Мы оба выскочили на улицу. Сонька за нами увязалась, но дядь Семен ее дальше порога не пустил.
Это была его жена. Клавдия. Она стояла за оградой, метрах в десяти от дома и кричала.
Я сразу понял, что с ней что-то не так. Она двигалась ненормально — слишком медленно и раскачивалась всем телом. За забор хваталась, как будто сейчас упадет. Точно ее ноги не держат. А лицо у нее было серое. Знаете, как на старой фотке — как будто непропечатанное.
Дядя Семен к ней побежал. Побежал — это я, конечно, загнул. Сильно он хромал, поэтому я его обогнал сразу. Но он схватил меня за плечо:
— Стой. Не подходи к ней.
— Вы чего, дядь Семен? Я помочь хочу.
— Стоять, сказал! — рявкнул он и с силой отпихнул меня в сторону. Лицо у него было перекошено, на щеках выступили красные пятна. — В дом иди!
— Но…
— Я сказал, в дом. — Голос прямо лед, вот-вот треснет.
И тогда я понял. Я все сразу понял, и внутри заныло.

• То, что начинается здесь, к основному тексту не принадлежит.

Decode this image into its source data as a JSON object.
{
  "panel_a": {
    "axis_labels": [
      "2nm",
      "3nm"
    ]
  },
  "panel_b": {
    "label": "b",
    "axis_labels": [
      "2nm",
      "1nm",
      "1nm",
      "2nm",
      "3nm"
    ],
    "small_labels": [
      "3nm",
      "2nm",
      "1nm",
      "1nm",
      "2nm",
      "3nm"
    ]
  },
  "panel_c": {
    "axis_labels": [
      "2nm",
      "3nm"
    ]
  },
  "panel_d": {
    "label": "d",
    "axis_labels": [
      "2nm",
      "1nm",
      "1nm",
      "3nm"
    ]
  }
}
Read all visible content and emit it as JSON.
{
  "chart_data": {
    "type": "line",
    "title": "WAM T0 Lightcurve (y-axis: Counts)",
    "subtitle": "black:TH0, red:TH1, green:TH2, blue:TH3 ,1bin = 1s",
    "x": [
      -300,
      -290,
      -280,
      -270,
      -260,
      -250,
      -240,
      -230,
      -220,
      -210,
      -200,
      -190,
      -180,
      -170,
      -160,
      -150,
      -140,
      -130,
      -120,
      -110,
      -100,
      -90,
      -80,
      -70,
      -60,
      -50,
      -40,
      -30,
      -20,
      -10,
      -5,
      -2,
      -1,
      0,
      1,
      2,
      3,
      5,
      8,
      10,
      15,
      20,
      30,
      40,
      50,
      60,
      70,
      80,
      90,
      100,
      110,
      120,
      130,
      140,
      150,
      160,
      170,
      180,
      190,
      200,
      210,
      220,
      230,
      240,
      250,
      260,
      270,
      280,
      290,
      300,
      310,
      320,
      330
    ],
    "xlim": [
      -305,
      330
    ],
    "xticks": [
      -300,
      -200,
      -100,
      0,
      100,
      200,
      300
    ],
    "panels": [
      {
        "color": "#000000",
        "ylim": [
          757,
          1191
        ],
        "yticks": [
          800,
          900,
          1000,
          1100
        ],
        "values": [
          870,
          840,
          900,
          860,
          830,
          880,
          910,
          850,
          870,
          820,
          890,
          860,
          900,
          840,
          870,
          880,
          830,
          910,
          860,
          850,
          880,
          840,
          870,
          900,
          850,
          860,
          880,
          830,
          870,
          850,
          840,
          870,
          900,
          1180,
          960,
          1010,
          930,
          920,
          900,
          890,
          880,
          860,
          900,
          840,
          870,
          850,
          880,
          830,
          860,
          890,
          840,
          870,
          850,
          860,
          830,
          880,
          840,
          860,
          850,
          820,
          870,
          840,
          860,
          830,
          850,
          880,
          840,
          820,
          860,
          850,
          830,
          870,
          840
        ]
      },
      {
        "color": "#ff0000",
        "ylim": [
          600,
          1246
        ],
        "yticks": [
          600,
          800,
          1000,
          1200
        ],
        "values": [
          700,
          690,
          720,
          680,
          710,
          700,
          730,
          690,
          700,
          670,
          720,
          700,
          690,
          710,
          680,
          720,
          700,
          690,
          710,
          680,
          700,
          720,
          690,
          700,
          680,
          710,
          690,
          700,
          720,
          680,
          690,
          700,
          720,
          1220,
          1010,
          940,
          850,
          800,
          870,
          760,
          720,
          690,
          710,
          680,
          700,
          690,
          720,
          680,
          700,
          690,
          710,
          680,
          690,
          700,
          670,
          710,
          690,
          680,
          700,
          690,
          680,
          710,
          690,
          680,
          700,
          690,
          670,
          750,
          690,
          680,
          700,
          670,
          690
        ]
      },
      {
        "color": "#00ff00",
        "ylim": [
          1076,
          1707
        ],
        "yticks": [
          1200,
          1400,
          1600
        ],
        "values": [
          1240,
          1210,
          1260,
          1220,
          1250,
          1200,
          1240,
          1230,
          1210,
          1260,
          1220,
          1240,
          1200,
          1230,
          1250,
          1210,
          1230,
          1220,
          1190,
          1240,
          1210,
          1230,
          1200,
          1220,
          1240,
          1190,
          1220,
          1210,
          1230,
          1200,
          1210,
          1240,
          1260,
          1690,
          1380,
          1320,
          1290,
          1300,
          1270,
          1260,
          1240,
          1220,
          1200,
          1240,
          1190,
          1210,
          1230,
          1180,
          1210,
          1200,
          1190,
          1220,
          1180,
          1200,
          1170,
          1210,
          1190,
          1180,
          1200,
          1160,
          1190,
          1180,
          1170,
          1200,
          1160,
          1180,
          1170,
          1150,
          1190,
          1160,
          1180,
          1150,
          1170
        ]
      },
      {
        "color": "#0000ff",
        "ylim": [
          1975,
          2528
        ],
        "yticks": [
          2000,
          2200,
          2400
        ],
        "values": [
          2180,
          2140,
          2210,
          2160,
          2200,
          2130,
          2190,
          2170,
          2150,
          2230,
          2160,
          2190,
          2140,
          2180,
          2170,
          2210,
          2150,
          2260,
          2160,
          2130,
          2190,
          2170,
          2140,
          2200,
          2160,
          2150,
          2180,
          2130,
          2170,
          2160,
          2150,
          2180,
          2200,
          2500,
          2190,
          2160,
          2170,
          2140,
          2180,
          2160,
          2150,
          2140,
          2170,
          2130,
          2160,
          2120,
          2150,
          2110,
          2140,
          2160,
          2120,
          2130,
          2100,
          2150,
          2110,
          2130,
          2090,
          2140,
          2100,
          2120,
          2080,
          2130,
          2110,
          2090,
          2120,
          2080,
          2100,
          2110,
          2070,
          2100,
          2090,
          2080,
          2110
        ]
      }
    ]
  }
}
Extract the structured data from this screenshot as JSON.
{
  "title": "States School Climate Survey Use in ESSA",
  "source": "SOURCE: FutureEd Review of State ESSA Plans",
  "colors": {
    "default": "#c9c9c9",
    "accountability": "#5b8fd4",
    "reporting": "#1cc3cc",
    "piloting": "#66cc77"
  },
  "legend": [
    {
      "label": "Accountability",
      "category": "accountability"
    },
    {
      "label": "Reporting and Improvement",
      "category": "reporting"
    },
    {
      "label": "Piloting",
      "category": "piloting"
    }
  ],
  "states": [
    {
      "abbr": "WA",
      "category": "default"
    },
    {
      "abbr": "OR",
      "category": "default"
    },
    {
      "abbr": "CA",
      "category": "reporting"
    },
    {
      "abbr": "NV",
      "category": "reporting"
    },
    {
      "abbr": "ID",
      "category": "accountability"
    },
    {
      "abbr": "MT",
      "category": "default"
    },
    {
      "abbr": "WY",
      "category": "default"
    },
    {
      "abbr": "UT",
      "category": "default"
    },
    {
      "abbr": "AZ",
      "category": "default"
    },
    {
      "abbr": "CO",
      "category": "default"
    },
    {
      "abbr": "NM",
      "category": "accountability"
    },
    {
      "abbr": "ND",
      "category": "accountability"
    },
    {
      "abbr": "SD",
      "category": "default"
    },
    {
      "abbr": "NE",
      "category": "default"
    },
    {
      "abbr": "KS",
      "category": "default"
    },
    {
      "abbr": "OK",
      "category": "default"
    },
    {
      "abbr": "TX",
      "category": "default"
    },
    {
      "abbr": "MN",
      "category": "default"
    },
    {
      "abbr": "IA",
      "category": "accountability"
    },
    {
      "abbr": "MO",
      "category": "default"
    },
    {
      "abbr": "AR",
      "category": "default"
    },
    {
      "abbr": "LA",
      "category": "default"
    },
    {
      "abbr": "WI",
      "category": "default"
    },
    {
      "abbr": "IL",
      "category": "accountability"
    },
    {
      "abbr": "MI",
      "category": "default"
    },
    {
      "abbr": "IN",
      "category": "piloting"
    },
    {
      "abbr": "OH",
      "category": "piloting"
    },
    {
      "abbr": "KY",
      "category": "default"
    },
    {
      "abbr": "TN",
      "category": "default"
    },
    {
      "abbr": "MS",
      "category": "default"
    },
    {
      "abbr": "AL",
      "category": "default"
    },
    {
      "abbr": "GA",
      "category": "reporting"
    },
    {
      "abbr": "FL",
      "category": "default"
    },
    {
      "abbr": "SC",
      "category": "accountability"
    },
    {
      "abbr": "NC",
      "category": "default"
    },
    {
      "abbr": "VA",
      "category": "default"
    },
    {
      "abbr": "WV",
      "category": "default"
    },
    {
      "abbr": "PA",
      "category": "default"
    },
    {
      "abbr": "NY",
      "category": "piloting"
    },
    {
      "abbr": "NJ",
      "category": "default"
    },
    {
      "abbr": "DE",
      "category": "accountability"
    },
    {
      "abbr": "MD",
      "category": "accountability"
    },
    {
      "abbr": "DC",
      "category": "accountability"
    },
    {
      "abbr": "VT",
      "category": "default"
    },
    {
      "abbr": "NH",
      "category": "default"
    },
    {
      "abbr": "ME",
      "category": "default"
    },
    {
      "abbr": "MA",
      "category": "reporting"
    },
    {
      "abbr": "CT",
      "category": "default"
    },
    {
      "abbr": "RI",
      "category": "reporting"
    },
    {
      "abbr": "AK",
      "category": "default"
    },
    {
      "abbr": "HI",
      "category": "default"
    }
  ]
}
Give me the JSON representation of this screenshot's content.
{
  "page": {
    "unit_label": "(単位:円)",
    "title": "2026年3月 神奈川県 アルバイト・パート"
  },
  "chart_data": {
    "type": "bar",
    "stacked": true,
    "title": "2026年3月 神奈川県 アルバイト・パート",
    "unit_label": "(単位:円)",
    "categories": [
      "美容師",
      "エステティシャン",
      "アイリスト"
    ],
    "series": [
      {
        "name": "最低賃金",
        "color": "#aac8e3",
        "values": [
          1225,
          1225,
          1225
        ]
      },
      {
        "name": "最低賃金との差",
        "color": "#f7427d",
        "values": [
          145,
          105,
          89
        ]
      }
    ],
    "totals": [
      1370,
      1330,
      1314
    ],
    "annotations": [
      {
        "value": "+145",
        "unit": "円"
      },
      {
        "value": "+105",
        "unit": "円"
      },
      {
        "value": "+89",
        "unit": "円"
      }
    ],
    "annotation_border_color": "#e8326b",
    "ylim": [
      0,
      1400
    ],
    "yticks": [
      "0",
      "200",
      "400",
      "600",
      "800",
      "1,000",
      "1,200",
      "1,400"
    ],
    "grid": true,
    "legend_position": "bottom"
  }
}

— Семееен, — опять закричала женщина.
— Я здесь, сейчас!
И я ничего не смог сделать. Я стоял и тупо смотрел, как он уходит. Я понимал, что он не вернется. Сейчас он подойдет к ней, и они вместе уйдут. Навсегда. Потому что она больная. Она заражена. Обречена. Зачем она вообще сюда пришла? Он же ей не нужен. Она ему нужна, а он ей нет. Дядя Семен нужен мне, он Соньке нужен. Как же мы без него?
Он уже был за воротами. Стоял и обнимал ее, гладил по лицу, целовал, обнимал снова. Только она ведь ничего этого не чувствовала. Что он, не видит? Может, ослеп?
— Дядь Семен! — Сонька опять выскочила на крыльцо. — Вы что?!
Он обернулся и посмотрел на меня. И улыбнулся своей бородой — совсем по-стариковски, виноватой, беспомощной улыбкой.
— Береги ее, — крикнул. — Теперь ты за всех. Ты один, понял?
Я понял. Я все понял, черт его побери! Он сейчас взял и смертный приговор озвучил. Всем нам.